One of the more interesting developments in world affairs is the growing demand for an investigation to determine whether the Covid-19 pandemic was the result of a lab leak in Wuhan, China.
The Chinese government has always maintained that the virus originated in a nearby meat market, and in fact there’s no real evidence of a lab leak. But if that’s the case, then is it only a bizarre coincidence that the market was located near the laboratory where research on the virus was being conducted? What are we to make of a report from the Chinese Center for Disease Control and Prevention which said the virus could not be found in animal samples from the market in question? Why were Chinese scientists trying to warn of a possible pandemic initially silenced and kept in seclusion, where one died? Why did the Chinese Foreign Ministry initially claim the virus was released by the United States Army?

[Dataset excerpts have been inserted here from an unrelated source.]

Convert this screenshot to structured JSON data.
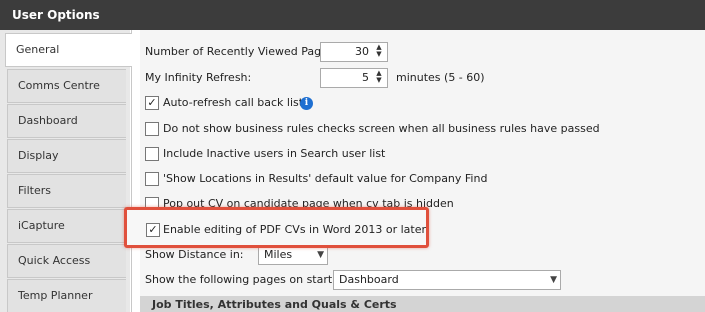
{
  "window": {
    "title": "User Options"
  },
  "sidebar": {
    "tabs": [
      {
        "label": "General",
        "active": true
      },
      {
        "label": "Comms Centre"
      },
      {
        "label": "Dashboard"
      },
      {
        "label": "Display"
      },
      {
        "label": "Filters"
      },
      {
        "label": "iCapture"
      },
      {
        "label": "Quick Access Toolbar"
      },
      {
        "label": "Temp Planner"
      }
    ]
  },
  "general": {
    "recent_pages": {
      "label": "Number of Recently Viewed Pages:",
      "value": "30"
    },
    "refresh": {
      "label": "My Infinity Refresh:",
      "value": "5",
      "suffix": "minutes (5 - 60)"
    },
    "checkboxes": [
      {
        "label": "Auto-refresh call back lists",
        "checked": true
      },
      {
        "label": "Do not show business rules checks screen when all business rules have passed",
        "checked": false
      },
      {
        "label": "Include Inactive users in Search user list",
        "checked": false
      },
      {
        "label": "'Show Locations in Results' default value for Company Find",
        "checked": false
      },
      {
        "label": "Pop out CV on candidate page when cv tab is hidden",
        "checked": false
      },
      {
        "label": "Enable editing of PDF CVs in Word 2013 or later",
        "checked": true
      }
    ],
    "distance": {
      "label": "Show Distance in:",
      "value": "Miles"
    },
    "startup": {
      "label": "Show the following pages on start up:",
      "value": "Dashboard"
    },
    "section_header": "Job Titles, Attributes and Quals & Certs"
  },
  "colors": {
    "titlebar": "#3c3c3c",
    "highlight": "#e0503c",
    "info": "#1e6fd1"
  }
}
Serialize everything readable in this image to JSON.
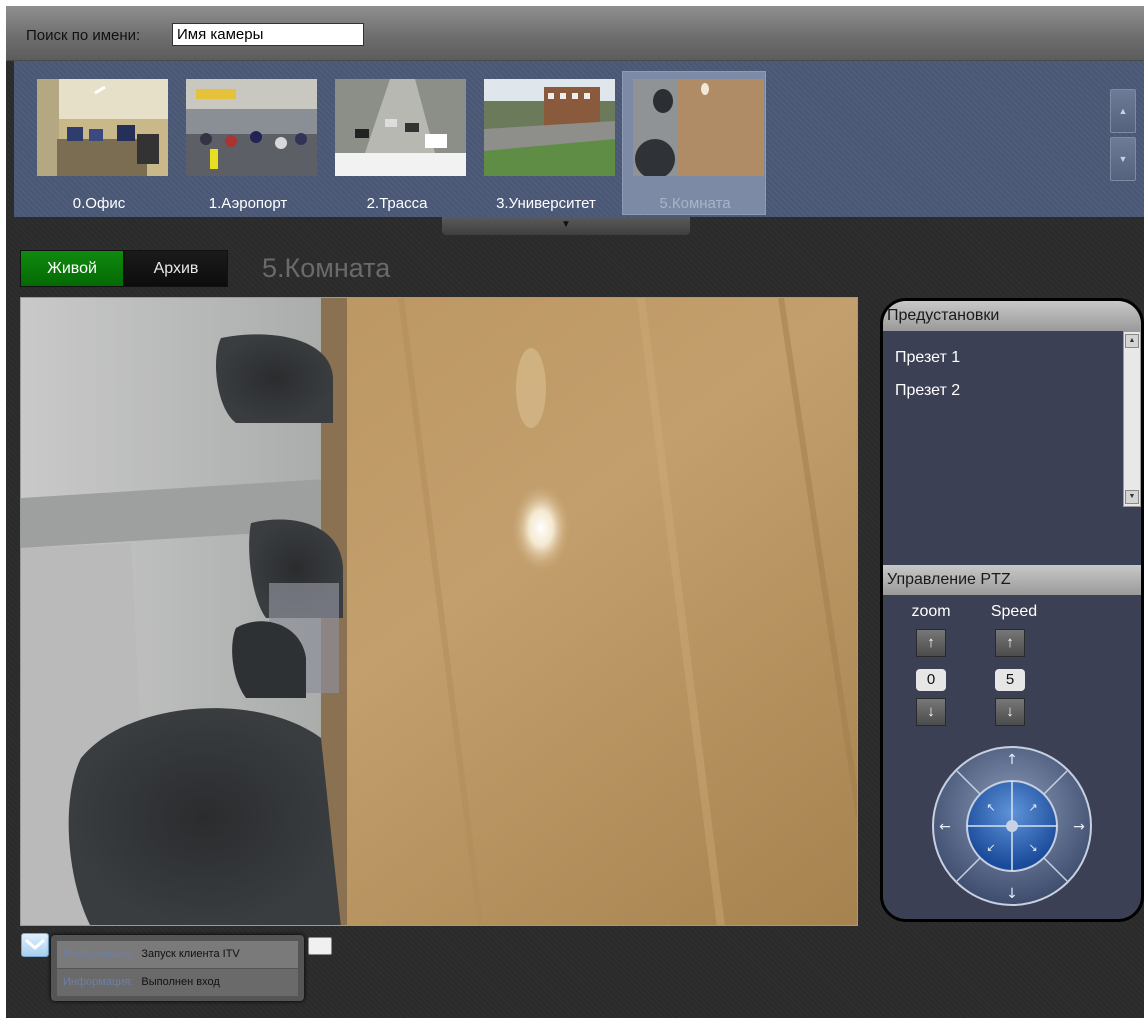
{
  "search": {
    "label": "Поиск по имени:",
    "value": "Имя камеры"
  },
  "cameras": [
    {
      "label": "0.Офис",
      "selected": false
    },
    {
      "label": "1.Аэропорт",
      "selected": false
    },
    {
      "label": "2.Трасса",
      "selected": false
    },
    {
      "label": "3.Университет",
      "selected": false
    },
    {
      "label": "5.Комната",
      "selected": true
    }
  ],
  "mode_buttons": {
    "live": "Живой",
    "archive": "Архив",
    "active": "live"
  },
  "current_camera": "5.Комната",
  "presets": {
    "header": "Предустановки",
    "items": [
      "Презет 1",
      "Презет 2"
    ]
  },
  "ptz": {
    "header": "Управление PTZ",
    "zoom_label": "zoom",
    "speed_label": "Speed",
    "zoom_value": "0",
    "speed_value": "5"
  },
  "info": {
    "messages": [
      {
        "type": "Информация:",
        "text": "Запуск клиента ITV"
      },
      {
        "type": "Информация:",
        "text": "Выполнен вход"
      }
    ]
  },
  "colors": {
    "accent_live": "#0a7d0a",
    "strip": "#4a5876",
    "panel": "#3b4054"
  }
}
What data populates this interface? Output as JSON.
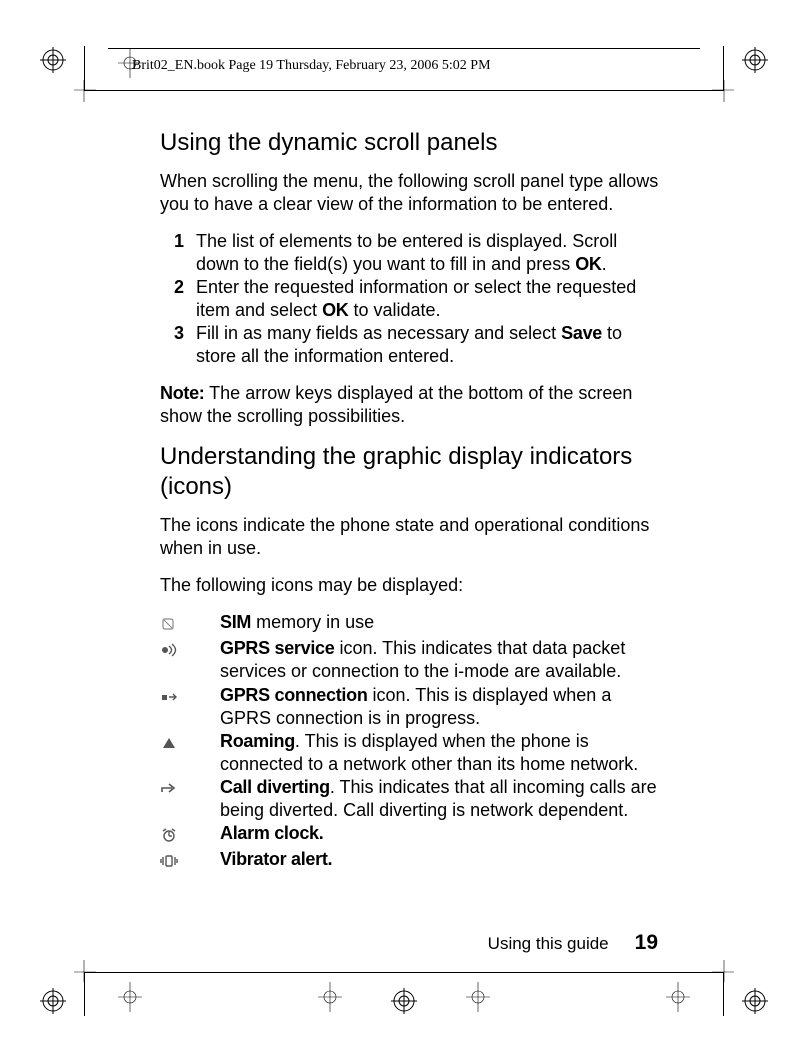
{
  "header": "Brit02_EN.book  Page 19  Thursday, February 23, 2006  5:02 PM",
  "section1": {
    "title": "Using the dynamic scroll panels",
    "intro": "When scrolling the menu, the following scroll panel type al­lows you to have a clear view of the information to be entered.",
    "steps": [
      {
        "pre": "The list of elements to be entered is displayed. Scroll down to the field(s) you want to fill in and press ",
        "b1": "OK",
        "post": "."
      },
      {
        "pre": "Enter the requested information or select the requested item and select ",
        "b1": "OK",
        "post": " to validate."
      },
      {
        "pre": "Fill in as many fields as necessary and select ",
        "b1": "Save",
        "post": " to store all the information entered."
      }
    ],
    "note_label": "Note:",
    "note_text": " The arrow keys displayed at the bottom of the screen show the scrolling possibilities."
  },
  "section2": {
    "title": "Understanding the graphic display indicators (icons)",
    "intro1": "The icons indicate the phone state and operational conditions when in use.",
    "intro2": "The following icons may be displayed:",
    "items": [
      {
        "icon": "sim",
        "b": "SIM",
        "text": " memory in use"
      },
      {
        "icon": "gprs-service",
        "b": "GPRS service",
        "text": " icon. This indicates that data packet services or connection to the i-mode are available."
      },
      {
        "icon": "gprs-connection",
        "b": "GPRS connection",
        "text": " icon. This is displayed when a GPRS connection is in progress."
      },
      {
        "icon": "roaming",
        "b": "Roaming",
        "text": ". This is displayed when the phone is connected to a network other than its home network."
      },
      {
        "icon": "divert",
        "b": "Call diverting",
        "text": ". This indicates that all incoming calls are being diverted. Call diverting is network dependent."
      },
      {
        "icon": "alarm",
        "b": "Alarm clock.",
        "text": ""
      },
      {
        "icon": "vibrate",
        "b": "Vibrator alert.",
        "text": ""
      }
    ]
  },
  "footer": {
    "section": "Using this guide",
    "page": "19"
  }
}
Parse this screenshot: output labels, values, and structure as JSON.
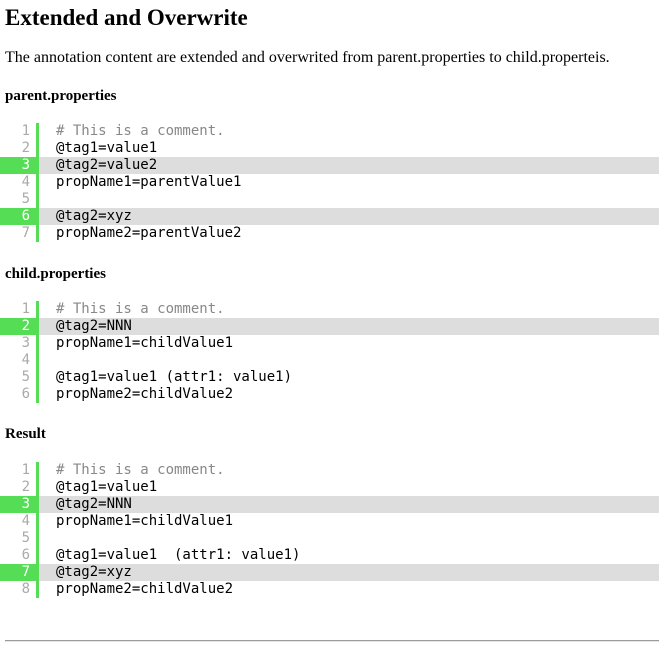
{
  "title": "Extended and Overwrite",
  "intro": "The annotation content are extended and overwrited from parent.properties to child.properteis.",
  "sections": [
    {
      "heading": "parent.properties",
      "lines": [
        {
          "num": "1",
          "text": "# This is a comment.",
          "highlight": false,
          "comment": true
        },
        {
          "num": "2",
          "text": "@tag1=value1",
          "highlight": false,
          "comment": false
        },
        {
          "num": "3",
          "text": "@tag2=value2",
          "highlight": true,
          "comment": false
        },
        {
          "num": "4",
          "text": "propName1=parentValue1",
          "highlight": false,
          "comment": false
        },
        {
          "num": "5",
          "text": "",
          "highlight": false,
          "comment": false
        },
        {
          "num": "6",
          "text": "@tag2=xyz",
          "highlight": true,
          "comment": false
        },
        {
          "num": "7",
          "text": "propName2=parentValue2",
          "highlight": false,
          "comment": false
        }
      ]
    },
    {
      "heading": "child.properties",
      "lines": [
        {
          "num": "1",
          "text": "# This is a comment.",
          "highlight": false,
          "comment": true
        },
        {
          "num": "2",
          "text": "@tag2=NNN",
          "highlight": true,
          "comment": false
        },
        {
          "num": "3",
          "text": "propName1=childValue1",
          "highlight": false,
          "comment": false
        },
        {
          "num": "4",
          "text": "",
          "highlight": false,
          "comment": false
        },
        {
          "num": "5",
          "text": "@tag1=value1 (attr1: value1)",
          "highlight": false,
          "comment": false
        },
        {
          "num": "6",
          "text": "propName2=childValue2",
          "highlight": false,
          "comment": false
        }
      ]
    },
    {
      "heading": "Result",
      "lines": [
        {
          "num": "1",
          "text": "# This is a comment.",
          "highlight": false,
          "comment": true
        },
        {
          "num": "2",
          "text": "@tag1=value1",
          "highlight": false,
          "comment": false
        },
        {
          "num": "3",
          "text": "@tag2=NNN",
          "highlight": true,
          "comment": false
        },
        {
          "num": "4",
          "text": "propName1=childValue1",
          "highlight": false,
          "comment": false
        },
        {
          "num": "5",
          "text": "",
          "highlight": false,
          "comment": false
        },
        {
          "num": "6",
          "text": "@tag1=value1  (attr1: value1)",
          "highlight": false,
          "comment": false
        },
        {
          "num": "7",
          "text": "@tag2=xyz",
          "highlight": true,
          "comment": false
        },
        {
          "num": "8",
          "text": "propName2=childValue2",
          "highlight": false,
          "comment": false
        }
      ]
    }
  ]
}
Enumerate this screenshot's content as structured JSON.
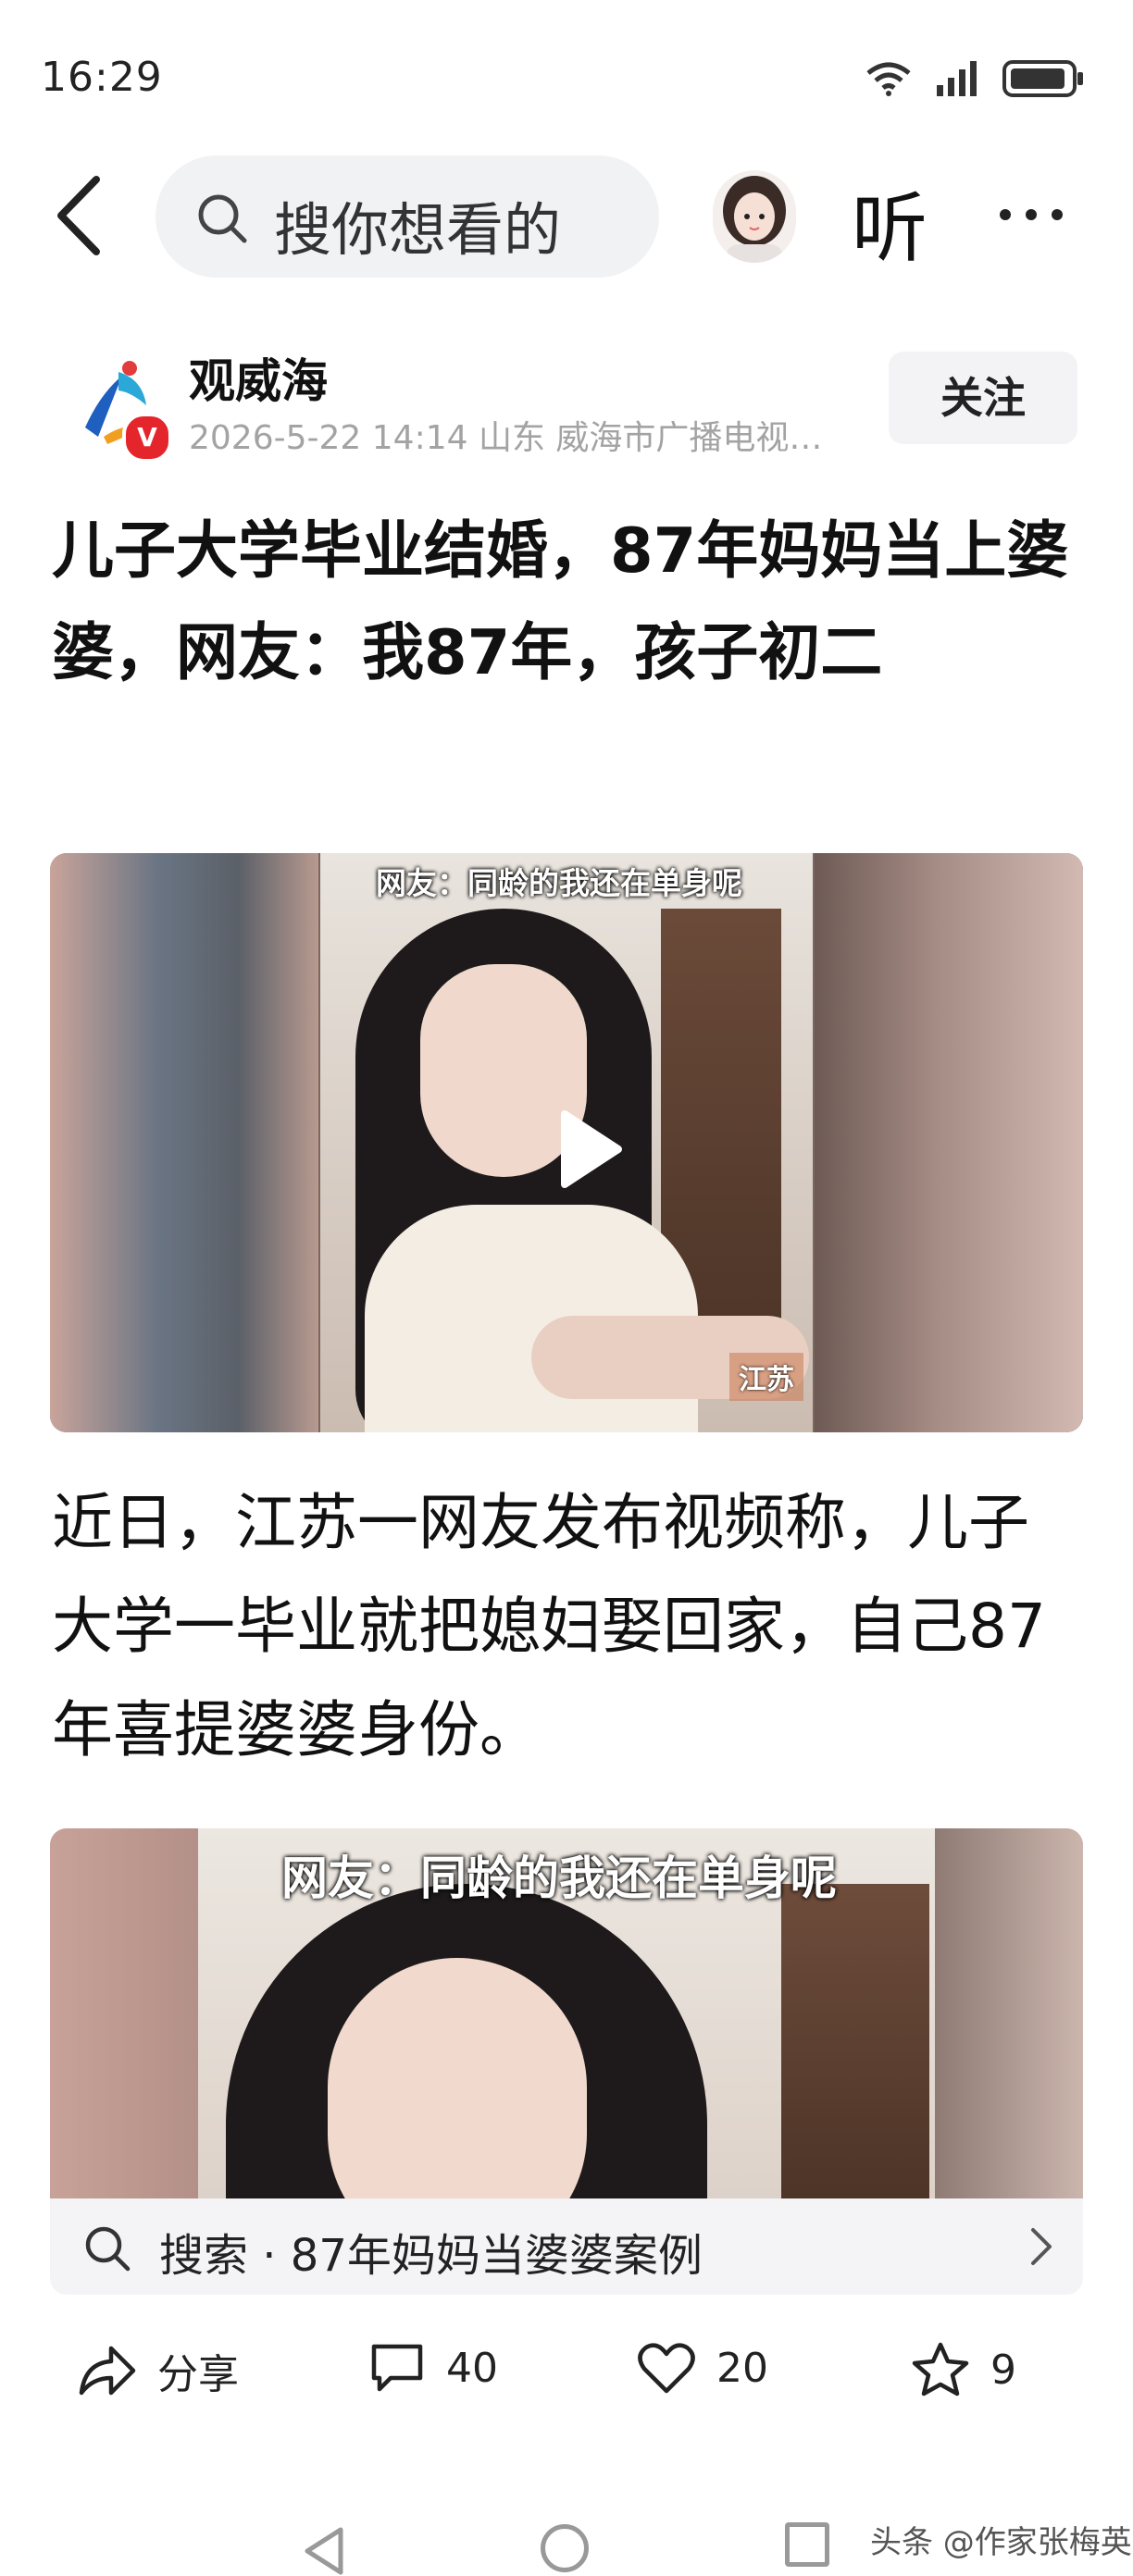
{
  "status": {
    "time": "16:29"
  },
  "topbar": {
    "search_placeholder": "搜你想看的",
    "listen_label": "听"
  },
  "author": {
    "name": "观威海",
    "badge": "V",
    "meta": "2026-5-22  14:14  山东  威海市广播电视…",
    "follow_label": "关注"
  },
  "article": {
    "title": "儿子大学毕业结婚，87年妈妈当上婆婆，网友：我87年，孩子初二",
    "video_caption": "网友：同龄的我还在单身呢",
    "video_location": "江苏",
    "paragraph": "近日，江苏一网友发布视频称，儿子大学一毕业就把媳妇娶回家，自己87年喜提婆婆身份。",
    "image_caption": "网友：同龄的我还在单身呢"
  },
  "search_suggestion": "搜索 · 87年妈妈当婆婆案例",
  "actions": {
    "share_label": "分享",
    "comments": "40",
    "likes": "20",
    "favorites": "9"
  },
  "watermark": "头条 @作家张梅英",
  "colors": {
    "badge": "#e4252c",
    "follow_bg": "#f3f3f5",
    "search_bg": "#f1f2f4"
  }
}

Critics of the Chinese government and of the World Health Organization, which has exonerated the government, have claimed that the government provided no real help and information to investigators. Why not? Was it because governmental secrecy is simply standard operating procedure for totalitarian (and frequently non-totalitarian) political systems—or is there some other reason at work as well?
In the absence of evidence of actual wrongdoing, one should be cautious in attributing wrongdoing to the Chinese government at this time. But President Biden has wisely assigned our intelligence agencies the task of getting to the bottom of this. One hopes the Chinese government will cooperate lest it make reasonable observers think it has something to hide.
In each of these three cases, and in many others as well, people can endlessly debate whether investigations should be conducted and what, if anything, they’ll find. The best approach to any question of great importance is a thorough, fair minded investigation—neither a whitewash nor a witch hunt—to get to the truth, or at least as much of the truth as is humanly possible. Whatever validity there may be to reasons for opposing the conduct of such an investigation, it is always reasonable to suppose, until proven otherwise, that those who oppose it may have something to hide.
Malcolm L. Cross has lived in Stephenville and taught politics and government at Tarleton since 1987. His political and civic activities include service on the Stephenville City Council (2000-2014) and on the Erath County Republican Executive Committee (1990 to the present). He was Mayor Pro Tem of Stephenville from 2008 to 2014. He is a member of St. Luke’s Episcopal Church and the Stephenville Rotary Club, and does volunteer work for the Boy Scouts of America. Views expressed in this column are his and do not reflect those of The Flash as a whole.